Os movimentos sociais se articulam diante da crise

A partir de 2018, diversas organizações populares no Haiti começaram a estabelecer diferentes articulações e alianças, expandindo os marcos de unidade e construindo consensos, conseguindo cristalizar, em agosto de 2019, um encontro no qual foi formada a plataforma política Fórum Patriótico. A plataforma reúne 62 organizações de diferentes regiões do país, urbanas e rurais, alcançando assim os maiores marcos de unidade para o campo popular haitiano nos últimos 40 anos. Entre as principais propostas do fórum estão: reforma política, reforma constitucional e a formação de um governo amplo e plural de transição. A partir deste encontro, foram criados comitês regionais, presentes nos diferentes departamentos do país, como parte da estrutura orgânica do Fórum. Por meio do qual, nesta conjuntura desfavorável, começaram a ser implantadas políticas nos territórios, formando comitês de solidariedade.
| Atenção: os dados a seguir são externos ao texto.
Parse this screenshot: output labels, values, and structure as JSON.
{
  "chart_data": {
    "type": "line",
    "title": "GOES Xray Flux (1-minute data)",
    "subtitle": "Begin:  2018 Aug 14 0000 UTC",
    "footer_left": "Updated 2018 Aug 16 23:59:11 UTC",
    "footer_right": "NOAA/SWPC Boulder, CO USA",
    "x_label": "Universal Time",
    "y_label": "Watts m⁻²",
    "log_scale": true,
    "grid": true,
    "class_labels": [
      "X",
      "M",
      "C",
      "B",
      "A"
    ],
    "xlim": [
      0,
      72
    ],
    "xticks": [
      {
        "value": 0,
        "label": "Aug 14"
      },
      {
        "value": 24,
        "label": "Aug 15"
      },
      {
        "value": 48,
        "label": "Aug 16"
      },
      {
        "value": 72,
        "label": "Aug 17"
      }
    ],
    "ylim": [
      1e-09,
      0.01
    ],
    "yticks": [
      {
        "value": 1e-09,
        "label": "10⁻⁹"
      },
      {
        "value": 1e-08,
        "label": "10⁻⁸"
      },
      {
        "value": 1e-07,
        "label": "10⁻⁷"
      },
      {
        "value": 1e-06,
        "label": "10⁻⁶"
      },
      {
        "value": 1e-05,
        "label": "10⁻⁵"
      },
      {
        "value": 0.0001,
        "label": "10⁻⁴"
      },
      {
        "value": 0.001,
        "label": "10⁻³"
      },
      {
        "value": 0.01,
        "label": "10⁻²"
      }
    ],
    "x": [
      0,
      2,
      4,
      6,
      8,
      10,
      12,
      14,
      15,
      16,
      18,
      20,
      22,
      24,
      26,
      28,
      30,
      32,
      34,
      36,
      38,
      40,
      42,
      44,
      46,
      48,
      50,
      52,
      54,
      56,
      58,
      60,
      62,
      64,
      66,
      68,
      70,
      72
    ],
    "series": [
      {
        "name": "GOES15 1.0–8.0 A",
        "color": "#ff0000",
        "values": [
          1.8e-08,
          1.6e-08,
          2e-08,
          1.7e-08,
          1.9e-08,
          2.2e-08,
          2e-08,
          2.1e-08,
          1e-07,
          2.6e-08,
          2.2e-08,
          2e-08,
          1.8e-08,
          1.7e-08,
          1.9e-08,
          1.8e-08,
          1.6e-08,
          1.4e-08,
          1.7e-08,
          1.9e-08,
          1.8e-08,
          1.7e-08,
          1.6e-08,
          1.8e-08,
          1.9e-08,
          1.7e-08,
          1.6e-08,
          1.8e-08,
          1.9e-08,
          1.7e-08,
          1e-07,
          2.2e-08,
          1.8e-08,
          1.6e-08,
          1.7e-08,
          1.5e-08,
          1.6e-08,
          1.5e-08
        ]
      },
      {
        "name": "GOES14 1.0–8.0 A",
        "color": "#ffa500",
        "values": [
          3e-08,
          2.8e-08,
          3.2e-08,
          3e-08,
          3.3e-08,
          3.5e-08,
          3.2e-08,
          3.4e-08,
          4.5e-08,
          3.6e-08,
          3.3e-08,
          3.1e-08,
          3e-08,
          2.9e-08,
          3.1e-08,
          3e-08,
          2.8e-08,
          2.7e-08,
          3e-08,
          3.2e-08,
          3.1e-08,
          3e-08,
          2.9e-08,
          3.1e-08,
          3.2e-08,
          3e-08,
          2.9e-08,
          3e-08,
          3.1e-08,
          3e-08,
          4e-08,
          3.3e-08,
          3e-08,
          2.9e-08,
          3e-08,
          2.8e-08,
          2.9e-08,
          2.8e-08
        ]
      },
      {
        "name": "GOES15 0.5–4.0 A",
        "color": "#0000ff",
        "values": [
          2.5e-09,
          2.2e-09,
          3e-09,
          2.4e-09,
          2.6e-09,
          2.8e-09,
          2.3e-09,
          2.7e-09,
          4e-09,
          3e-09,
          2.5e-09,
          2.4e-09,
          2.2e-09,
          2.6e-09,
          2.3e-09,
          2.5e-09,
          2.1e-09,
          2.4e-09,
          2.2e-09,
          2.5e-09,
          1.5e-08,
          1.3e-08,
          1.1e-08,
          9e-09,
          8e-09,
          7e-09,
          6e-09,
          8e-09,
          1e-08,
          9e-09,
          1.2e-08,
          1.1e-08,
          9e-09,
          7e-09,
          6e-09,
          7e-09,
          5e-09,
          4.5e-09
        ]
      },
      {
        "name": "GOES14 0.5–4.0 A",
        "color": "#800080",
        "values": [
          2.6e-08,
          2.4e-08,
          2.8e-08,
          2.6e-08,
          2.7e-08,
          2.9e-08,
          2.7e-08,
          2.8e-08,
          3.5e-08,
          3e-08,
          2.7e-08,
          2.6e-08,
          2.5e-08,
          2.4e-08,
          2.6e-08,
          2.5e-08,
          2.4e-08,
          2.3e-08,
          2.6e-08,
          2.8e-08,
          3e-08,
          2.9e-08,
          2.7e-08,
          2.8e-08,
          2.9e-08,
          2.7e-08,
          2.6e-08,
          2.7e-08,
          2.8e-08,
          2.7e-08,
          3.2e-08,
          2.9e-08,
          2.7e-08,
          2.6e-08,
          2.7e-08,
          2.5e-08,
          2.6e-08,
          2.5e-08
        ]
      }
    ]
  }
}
Tais comitês trabalham sob uma perspectiva política para aumentar a conscientização do povo haitiano sobre o vírus, a fim de alcançar melhores estratégias de atendimento coletivo. “Acreditamos que é importante, a partir do fórum patriótico, vincular a pandemia da Covid-19 à crise estrutural do capitalismo”, acrescenta Camille Chalmers. Enquanto o governo neoliberal procura tirar vantagem política e econômica dessa situação com discursos demagógicos que ocultam negociações, as organizações e movimentos sociais haitianos buscam articulação e cooperação para encontrar soluções concretas, não apenas diante dessa situação conjuntural, mas diante das adversidades estruturais que o país vive há décadas. Os diferentes governos imperialistas, em cumplicidade com os governos locais, fantoches, saquearam o Haiti por décadas, convertendo este rico país num território empobrecido e dependente das grandes potências de plantão. A corrupção e a instabilidade política há mais de 200 anos têm sido a norma, gerando uma falta de estrutura estatal para enfrentar as dificuldades que surgem. Porém, apesar das tentativas desesperadas de aniquilar o exemplo da luta do povo haitiano, filhos e filhas dos escravos que conquistaram sua liberdade, o país continua se organizando e gerando alternativas necessárias para superar suas dificuldades históricas. Os ataques imperialistas não serão capazes de silenciar a primeira pátria negra do mundo e a primeira Revolução bem-sucedida da América Latina. O povo haitiano continua resistindo.